Anfänglicher Teilverzicht auf nachehelichen Unterhalt, Schenkungsteuer: Erhält ein Ehegatte zu Beginn der Ehe vom anderen Ehegatten als Ausgleich für einen ehevertraglich vereinbarten Teilverzicht auf nachehelichen Unterhalt einen Geldbetrag, ist dies als freigebige Zuwendung zu beurteilen. Der Teilverzicht stellt keine die Bereicherung mindernde Gegenleistung dar. - Urt.; BFH 17.10.2007, II R 53/05; SIS 08 10 85
I. Die Klägerin und
Revisionsklägerin (Klägerin) schloss am 22.7.1997 mit
ihrem späteren Ehemann (E) einen notariell beurkundeten
Ehevertrag, durch den u.a.
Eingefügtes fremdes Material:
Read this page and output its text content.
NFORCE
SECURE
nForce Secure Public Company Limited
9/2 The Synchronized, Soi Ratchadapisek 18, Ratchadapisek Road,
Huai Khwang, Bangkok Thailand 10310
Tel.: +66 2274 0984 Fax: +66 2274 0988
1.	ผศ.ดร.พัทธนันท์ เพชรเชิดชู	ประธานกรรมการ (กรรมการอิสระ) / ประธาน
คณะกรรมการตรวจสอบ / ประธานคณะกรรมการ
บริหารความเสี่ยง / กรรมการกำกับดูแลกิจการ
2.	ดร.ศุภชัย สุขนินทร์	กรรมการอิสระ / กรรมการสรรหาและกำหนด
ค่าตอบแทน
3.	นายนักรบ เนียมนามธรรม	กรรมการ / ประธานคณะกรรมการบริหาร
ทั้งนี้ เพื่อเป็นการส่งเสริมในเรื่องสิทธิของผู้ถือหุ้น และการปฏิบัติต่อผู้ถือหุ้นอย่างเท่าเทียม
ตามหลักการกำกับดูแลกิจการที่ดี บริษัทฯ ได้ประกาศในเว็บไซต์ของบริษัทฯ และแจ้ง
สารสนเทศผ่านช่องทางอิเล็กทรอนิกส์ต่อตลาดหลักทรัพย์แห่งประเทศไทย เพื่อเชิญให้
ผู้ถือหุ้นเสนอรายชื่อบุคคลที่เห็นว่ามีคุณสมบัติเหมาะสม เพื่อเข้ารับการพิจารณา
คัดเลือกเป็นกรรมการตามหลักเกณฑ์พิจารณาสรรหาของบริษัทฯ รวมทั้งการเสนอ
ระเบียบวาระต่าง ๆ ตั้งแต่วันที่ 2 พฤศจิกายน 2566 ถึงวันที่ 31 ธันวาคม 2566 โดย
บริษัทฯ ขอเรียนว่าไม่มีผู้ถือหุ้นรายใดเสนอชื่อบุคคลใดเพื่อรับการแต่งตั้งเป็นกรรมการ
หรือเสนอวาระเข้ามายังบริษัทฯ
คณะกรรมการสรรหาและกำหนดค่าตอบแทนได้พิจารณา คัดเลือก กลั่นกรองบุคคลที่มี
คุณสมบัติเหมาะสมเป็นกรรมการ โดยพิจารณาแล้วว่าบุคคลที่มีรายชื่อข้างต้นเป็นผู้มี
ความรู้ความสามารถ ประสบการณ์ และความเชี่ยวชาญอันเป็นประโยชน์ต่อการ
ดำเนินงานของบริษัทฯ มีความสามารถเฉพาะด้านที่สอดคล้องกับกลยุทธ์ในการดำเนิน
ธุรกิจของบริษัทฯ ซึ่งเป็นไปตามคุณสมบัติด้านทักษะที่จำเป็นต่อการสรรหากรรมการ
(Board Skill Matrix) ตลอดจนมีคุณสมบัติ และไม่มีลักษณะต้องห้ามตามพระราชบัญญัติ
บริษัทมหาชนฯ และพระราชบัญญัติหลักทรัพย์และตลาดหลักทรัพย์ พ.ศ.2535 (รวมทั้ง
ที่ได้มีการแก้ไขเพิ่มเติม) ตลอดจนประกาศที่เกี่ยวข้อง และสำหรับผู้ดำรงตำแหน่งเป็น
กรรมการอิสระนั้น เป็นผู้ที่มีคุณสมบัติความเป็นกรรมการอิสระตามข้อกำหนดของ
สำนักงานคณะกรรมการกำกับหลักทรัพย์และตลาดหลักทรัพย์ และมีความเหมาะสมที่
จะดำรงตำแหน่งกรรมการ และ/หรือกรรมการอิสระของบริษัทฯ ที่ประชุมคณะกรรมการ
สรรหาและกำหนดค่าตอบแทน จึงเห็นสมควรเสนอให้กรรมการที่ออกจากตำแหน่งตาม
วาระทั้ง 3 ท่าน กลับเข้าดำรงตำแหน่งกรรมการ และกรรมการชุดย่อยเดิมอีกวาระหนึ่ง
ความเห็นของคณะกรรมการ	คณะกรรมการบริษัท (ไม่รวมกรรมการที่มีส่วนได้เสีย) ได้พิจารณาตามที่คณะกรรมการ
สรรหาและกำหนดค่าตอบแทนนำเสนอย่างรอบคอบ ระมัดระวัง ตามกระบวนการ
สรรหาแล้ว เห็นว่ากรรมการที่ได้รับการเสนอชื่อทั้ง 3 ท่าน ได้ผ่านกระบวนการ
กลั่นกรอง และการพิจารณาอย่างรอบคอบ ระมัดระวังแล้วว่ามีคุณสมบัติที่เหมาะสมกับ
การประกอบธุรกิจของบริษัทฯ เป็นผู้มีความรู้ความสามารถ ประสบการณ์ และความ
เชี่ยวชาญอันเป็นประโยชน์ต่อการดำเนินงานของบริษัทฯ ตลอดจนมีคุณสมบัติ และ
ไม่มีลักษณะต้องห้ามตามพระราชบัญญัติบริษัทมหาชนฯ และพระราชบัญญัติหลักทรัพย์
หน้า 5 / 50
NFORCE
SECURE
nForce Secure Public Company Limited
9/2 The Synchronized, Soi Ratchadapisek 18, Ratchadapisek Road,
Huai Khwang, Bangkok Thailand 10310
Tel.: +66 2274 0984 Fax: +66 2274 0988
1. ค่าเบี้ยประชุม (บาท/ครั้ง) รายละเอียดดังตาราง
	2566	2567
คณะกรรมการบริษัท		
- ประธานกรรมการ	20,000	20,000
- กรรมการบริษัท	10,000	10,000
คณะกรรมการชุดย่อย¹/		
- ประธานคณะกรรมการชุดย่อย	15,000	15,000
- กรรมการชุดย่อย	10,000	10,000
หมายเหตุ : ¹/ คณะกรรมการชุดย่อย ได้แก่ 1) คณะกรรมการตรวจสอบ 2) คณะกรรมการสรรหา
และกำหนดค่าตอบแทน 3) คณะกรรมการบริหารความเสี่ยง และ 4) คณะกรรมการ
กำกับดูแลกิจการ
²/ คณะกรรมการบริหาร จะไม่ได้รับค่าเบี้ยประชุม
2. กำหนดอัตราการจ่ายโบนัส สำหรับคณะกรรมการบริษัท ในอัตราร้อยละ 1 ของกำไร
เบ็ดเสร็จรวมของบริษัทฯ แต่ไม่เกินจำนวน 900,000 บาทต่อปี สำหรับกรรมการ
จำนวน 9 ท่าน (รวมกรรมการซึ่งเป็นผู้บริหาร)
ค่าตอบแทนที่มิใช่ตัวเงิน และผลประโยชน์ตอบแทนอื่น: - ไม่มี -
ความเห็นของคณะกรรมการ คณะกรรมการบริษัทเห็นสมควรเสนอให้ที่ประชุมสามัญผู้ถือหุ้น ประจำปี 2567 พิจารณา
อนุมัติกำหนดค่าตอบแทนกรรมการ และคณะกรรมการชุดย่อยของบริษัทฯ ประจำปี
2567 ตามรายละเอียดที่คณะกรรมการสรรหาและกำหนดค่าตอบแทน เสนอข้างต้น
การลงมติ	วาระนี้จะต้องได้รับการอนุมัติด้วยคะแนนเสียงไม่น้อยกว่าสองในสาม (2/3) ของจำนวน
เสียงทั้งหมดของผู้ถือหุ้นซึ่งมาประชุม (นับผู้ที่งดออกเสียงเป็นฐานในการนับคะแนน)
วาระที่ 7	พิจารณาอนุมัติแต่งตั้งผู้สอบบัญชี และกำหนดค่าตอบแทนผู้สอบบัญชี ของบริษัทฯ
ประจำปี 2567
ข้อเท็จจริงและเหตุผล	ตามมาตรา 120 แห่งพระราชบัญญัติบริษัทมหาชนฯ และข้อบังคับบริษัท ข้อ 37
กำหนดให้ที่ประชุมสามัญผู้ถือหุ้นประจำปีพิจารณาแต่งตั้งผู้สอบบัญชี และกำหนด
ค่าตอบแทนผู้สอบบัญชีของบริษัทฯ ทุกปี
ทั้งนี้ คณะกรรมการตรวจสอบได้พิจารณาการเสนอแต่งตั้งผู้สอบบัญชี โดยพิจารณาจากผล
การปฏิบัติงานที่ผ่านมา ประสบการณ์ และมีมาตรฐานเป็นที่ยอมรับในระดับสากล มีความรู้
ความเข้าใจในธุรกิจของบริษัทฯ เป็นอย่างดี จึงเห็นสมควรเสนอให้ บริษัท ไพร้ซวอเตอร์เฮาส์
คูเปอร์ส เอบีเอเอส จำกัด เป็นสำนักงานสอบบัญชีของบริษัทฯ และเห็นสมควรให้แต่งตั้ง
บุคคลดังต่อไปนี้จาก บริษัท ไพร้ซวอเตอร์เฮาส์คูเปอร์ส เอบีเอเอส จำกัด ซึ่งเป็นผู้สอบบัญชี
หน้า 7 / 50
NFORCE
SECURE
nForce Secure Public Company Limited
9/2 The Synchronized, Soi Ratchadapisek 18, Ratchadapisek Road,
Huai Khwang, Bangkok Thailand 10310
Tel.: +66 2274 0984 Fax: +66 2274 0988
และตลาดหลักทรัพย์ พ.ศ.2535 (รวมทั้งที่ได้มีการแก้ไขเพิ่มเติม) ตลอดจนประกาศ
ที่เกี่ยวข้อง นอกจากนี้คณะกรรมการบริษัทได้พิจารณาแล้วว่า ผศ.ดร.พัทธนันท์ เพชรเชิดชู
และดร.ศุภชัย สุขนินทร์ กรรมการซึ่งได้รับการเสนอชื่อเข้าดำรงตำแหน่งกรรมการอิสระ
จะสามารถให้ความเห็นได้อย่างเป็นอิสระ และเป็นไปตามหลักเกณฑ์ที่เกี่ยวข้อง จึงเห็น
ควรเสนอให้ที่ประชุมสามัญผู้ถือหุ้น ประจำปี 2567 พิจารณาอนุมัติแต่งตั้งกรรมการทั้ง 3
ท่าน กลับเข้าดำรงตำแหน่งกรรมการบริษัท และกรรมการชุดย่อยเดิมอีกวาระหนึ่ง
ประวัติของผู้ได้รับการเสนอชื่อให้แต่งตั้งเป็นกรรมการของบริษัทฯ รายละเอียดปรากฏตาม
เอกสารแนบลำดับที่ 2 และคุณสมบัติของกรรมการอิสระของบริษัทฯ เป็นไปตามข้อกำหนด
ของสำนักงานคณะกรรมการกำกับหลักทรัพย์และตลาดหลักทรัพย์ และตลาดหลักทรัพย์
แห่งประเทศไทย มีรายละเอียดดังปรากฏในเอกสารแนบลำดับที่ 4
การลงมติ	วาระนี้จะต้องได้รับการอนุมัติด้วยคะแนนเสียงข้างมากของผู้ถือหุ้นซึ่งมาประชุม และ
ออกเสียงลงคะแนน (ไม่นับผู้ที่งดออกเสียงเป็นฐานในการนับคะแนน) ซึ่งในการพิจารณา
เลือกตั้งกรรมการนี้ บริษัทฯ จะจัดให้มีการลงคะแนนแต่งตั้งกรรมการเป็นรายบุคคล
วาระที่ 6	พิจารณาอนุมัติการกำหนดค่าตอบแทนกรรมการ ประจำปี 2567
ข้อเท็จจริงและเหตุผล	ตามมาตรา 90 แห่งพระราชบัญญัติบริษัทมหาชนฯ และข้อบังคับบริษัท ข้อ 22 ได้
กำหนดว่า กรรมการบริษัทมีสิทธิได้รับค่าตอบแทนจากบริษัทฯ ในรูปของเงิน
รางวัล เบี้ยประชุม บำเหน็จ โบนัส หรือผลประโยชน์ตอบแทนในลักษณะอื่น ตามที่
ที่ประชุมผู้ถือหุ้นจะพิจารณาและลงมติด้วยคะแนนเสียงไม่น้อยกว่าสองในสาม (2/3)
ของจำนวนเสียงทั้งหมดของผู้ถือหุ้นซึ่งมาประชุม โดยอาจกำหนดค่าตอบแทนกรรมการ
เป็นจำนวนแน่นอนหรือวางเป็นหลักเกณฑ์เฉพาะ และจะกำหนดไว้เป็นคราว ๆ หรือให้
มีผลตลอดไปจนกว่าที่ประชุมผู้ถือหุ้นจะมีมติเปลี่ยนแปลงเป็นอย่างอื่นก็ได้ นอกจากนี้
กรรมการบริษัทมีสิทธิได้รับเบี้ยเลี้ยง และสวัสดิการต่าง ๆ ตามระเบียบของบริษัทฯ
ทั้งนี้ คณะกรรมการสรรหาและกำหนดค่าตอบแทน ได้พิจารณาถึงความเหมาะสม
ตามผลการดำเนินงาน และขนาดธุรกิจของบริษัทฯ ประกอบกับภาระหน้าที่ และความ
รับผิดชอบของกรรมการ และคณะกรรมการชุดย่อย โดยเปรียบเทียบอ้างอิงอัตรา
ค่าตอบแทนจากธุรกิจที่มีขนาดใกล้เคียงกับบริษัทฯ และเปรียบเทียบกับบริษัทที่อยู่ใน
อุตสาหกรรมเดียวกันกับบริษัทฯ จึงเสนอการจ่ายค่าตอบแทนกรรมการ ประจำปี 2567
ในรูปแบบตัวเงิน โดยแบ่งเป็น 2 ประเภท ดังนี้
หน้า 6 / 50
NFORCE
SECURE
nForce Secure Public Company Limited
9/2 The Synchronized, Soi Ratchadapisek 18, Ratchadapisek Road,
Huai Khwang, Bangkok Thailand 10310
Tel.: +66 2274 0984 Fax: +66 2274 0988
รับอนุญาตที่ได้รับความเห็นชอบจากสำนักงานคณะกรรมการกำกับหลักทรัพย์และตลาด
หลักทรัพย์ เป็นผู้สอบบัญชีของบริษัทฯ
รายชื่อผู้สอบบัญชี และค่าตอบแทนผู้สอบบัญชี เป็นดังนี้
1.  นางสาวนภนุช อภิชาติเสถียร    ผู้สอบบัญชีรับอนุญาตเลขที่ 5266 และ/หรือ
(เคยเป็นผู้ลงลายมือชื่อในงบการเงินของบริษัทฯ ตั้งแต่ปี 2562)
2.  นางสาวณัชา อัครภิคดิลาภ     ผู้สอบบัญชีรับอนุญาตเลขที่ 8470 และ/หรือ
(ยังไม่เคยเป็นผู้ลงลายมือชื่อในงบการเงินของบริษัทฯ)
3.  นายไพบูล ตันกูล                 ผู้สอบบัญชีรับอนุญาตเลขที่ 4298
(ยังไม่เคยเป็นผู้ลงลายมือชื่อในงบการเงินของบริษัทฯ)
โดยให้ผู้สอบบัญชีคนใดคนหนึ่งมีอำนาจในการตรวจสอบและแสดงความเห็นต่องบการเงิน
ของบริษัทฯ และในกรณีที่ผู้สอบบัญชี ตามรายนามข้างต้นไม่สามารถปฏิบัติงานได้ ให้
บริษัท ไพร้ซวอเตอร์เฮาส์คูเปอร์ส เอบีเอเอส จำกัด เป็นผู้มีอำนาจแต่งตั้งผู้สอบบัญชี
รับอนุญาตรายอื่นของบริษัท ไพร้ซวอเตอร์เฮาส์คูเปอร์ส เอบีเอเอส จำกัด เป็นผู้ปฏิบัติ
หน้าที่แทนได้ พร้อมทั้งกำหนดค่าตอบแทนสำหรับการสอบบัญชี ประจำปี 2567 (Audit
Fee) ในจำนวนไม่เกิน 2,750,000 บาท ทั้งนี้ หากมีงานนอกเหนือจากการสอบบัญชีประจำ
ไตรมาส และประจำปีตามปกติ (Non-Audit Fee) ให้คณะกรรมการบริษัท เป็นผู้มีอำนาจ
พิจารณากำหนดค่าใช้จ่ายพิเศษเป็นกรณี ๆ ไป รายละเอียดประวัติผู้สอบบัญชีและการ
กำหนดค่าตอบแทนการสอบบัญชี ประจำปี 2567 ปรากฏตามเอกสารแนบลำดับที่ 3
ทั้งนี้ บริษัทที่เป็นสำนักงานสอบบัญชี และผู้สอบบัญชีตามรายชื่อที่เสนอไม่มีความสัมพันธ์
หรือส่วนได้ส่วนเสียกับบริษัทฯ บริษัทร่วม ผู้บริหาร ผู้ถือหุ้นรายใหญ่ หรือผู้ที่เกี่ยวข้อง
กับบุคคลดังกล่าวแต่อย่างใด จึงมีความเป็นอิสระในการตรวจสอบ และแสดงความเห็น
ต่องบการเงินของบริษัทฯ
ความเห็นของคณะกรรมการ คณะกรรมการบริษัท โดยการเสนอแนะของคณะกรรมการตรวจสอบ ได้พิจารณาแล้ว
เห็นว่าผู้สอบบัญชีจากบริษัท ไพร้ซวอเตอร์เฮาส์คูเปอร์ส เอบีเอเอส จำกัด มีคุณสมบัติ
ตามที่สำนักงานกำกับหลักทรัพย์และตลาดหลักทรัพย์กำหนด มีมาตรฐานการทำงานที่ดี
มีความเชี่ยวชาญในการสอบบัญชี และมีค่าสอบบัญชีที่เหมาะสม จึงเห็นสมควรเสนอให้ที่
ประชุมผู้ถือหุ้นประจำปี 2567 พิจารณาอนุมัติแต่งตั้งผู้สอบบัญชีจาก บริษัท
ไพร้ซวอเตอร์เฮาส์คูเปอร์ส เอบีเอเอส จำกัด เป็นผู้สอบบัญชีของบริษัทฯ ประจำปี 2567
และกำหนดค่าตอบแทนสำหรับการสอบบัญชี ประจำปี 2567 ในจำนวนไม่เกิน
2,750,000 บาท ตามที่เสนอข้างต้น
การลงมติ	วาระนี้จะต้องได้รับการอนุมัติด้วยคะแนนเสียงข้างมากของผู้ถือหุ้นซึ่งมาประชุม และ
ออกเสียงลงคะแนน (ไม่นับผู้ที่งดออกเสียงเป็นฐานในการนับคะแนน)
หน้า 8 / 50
Regelungen über ihren Anspruch auf
nachehelichen Unterhalt getroffen wurden. Danach bleibt es im
Grundsatz bei der gesetzlichen Regelung dieses Anspruchs. Der
Anspruch beträgt jedoch monatlich höchstens
(wertgesichert) 10.000 DM und ermäßigt sich im Falle der
Wiederverheiratung der Klägerin nach einer Scheidung auf die
Hälfte. Außerdem waren sich die Beteiligten darüber
einig, dass die Klägerin nicht verpflichtet ist, im Falle
einer Ehescheidung eine Erwerbstätigkeit auszuüben. Einer
in dem Ehevertrag ferner getroffenen Vereinbarung entsprechend
zahlte E im Jahr 1997 als „Gegenleistung“ für den
teilweisen Verzicht auf nachehelichen Unterhalt an die
Klägerin einen mit dem Zeitpunkt der Eheschließung
fällig gewordenen Geldbetrag von 1.500.000 DM.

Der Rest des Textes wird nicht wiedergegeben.